Récemment auréolés d’une Victoire de la Musique catégorie rock pour un troisième album qui a plutôt des allures d’électro-pop, The Dø était de passage par la salle rouennaise en bord de Seine.
Alors qu’une interview était prévue avec le tandem formé par Dan Levy et Olivia Merilahti, ce dernier préféra se consacrer à la mise en place de son Zénith parisien du lendemain, ce qui ne nous empêcha pas d’aller apprécier leur troisième passage à Rouen. Déjà accueillis fin 2008 sous chapiteau pour la préfiguration du 106, The Dø avait présenté « A Mouthful » avant de revenir en 2011 pour « Both Ways Open Jaws » dans la grande salle.
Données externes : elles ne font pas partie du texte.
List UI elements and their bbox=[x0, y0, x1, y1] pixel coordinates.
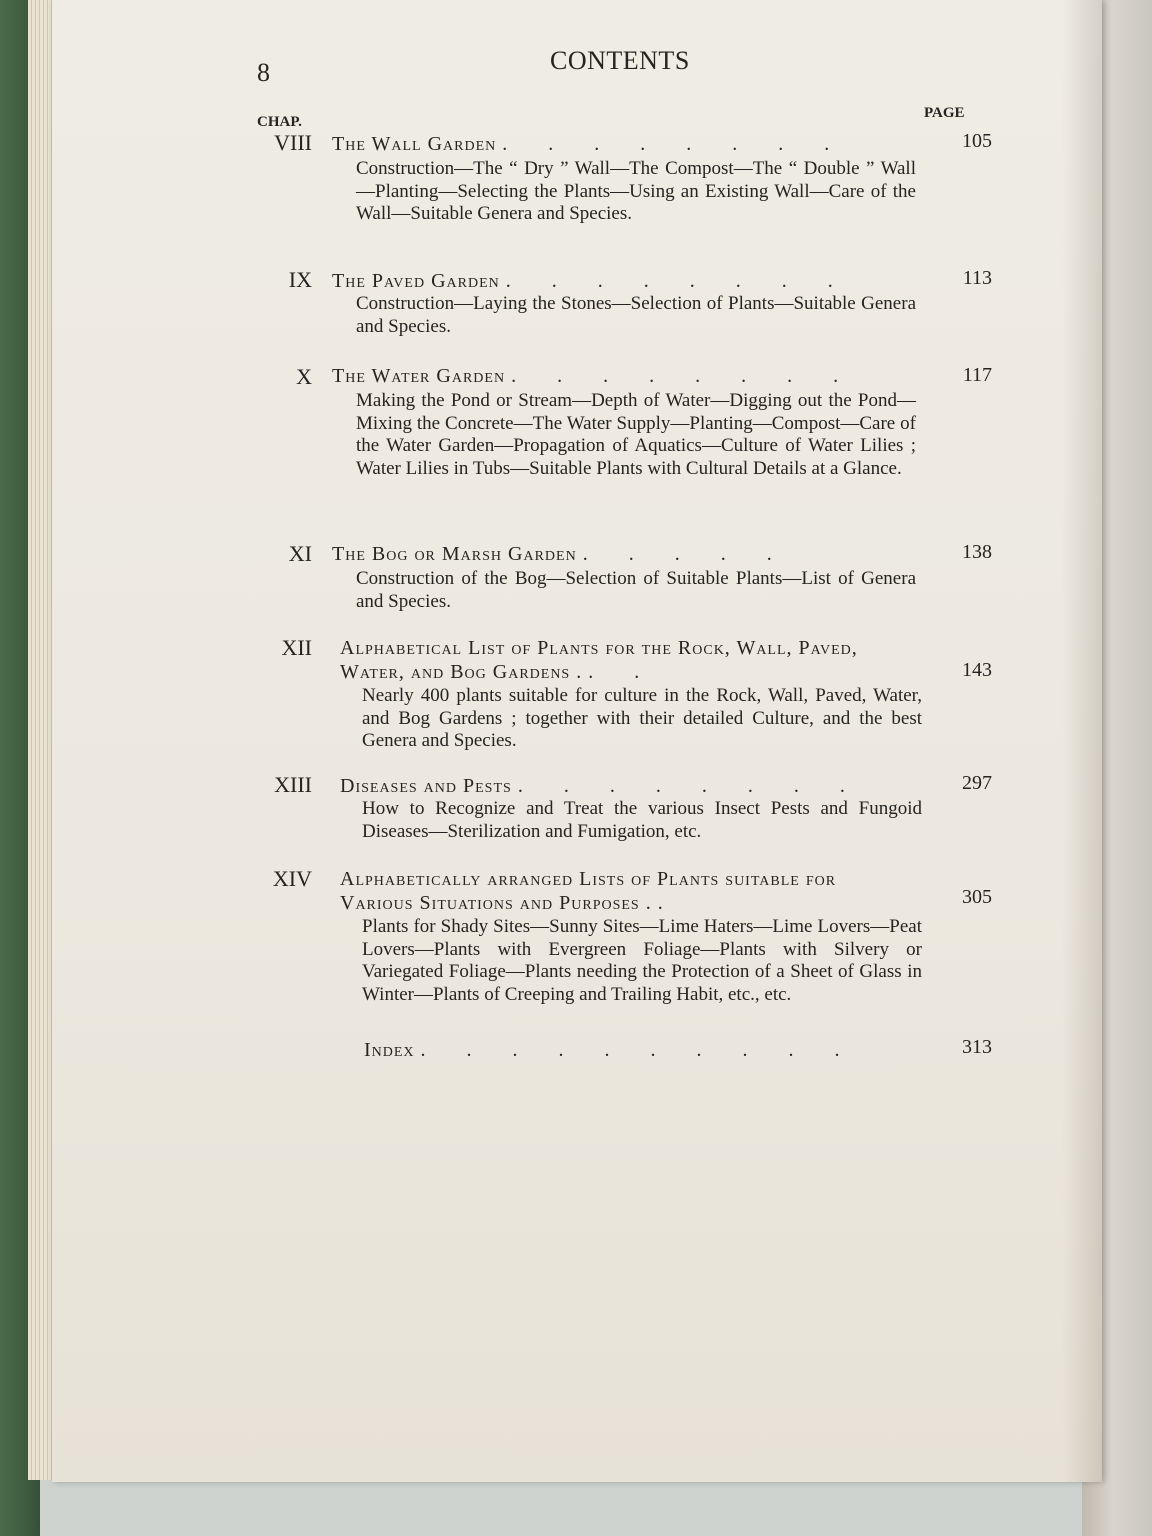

Celle-ci même où ils jouent « Shake Shook Shaken » à guichets fermés quatre ans après.
On arrive un peu sur le tard pour assister à la première partie, non pas de Jeanne Added mais de Las Aves, eux aussi produits par Dan Levy. Dans la salle, on dénombre une variété de publics venus pour le duo dont les initiales forment une note de musique. Il y a ceux qui ont apprécié le côté « do it yourself » de leurs débuts, ceux qui ont pris le train en marche avec leurs versions amplement instrumentées et les inconditionnels adhérant à l’évolution de style du groupe.
Car The Dø a pris un virage significatif en l’espace de dix ans, délaissant les instruments à cordes au profit de compositions sur machines. Pari risqué et pourtant entièrement assumé. La scénographie intimiste visant à réduire la hauteur sous plafond vient réchauffer des orchestrations oscillant entre électro et techno. Il est vrai que de précédents titres avaient été remixés par des DJ, « Slippery Slope » par Vitalic, « Too Insistent » par Trentmoller et tous deux interprétés ce soir là dans des versions approchantes. C’est peut-être ainsi que Dan a mesuré le potentiel synthétique de ses compositions, inclinaison savamment mise en lumières par l’agence Franz and Fritz sur « Opposite Ways » ou « Lick My Wounds » notamment.
Le groupe déroule avec cohérence le dernier album, de « Keep Your Lips Sealed » à « Miracles » en passant par « Anita No! », le tout agrémenté de figures martiales d’Olivia, entourée furtivement de quatre danseurs. La belle arborera un masque animal sur l’instrumental « Omen ». The Dø ne se privera pas de revenir aux arrangements que l’on connaît pour le tubesque « On my Shoulders » ou même aux guitares, Olivia sur « Trustful Hands » et Dan sur « Aha ». Le duo enchaînera deux rappels s’achevant sur une version dépouillée de « Nature Will Remain », les trois musiciens formant un choeur face à Dan et Olivia dont la voix sera on ne peut plus mise en évidence.
Connus pour revisiter leurs titres, en proposer des enregistrements sous forme de sessions, les morceaux de The Dø revêtent d’autres atours lors des concerts. La tournée de « Both Ways Open Jaws » en demeure la meilleure illustration, certainement plus difficile à faire tourner, de par le nombre de musiciens et d’instruments réunis. « Shake Shook Shaken » traduit une ère d’immatérialité où la musique est moins physique que numérique. De l’ensemble on retiendra un show parfaitement maîtrisé, un charisme indéniable, un son qui ne cherche pas à assourdir de décibels, un champ des possibles allant du ré au si, une direction qui laisse supposer que The Dø sait où aller et le(s) public(s), libre(s) d’apprécier.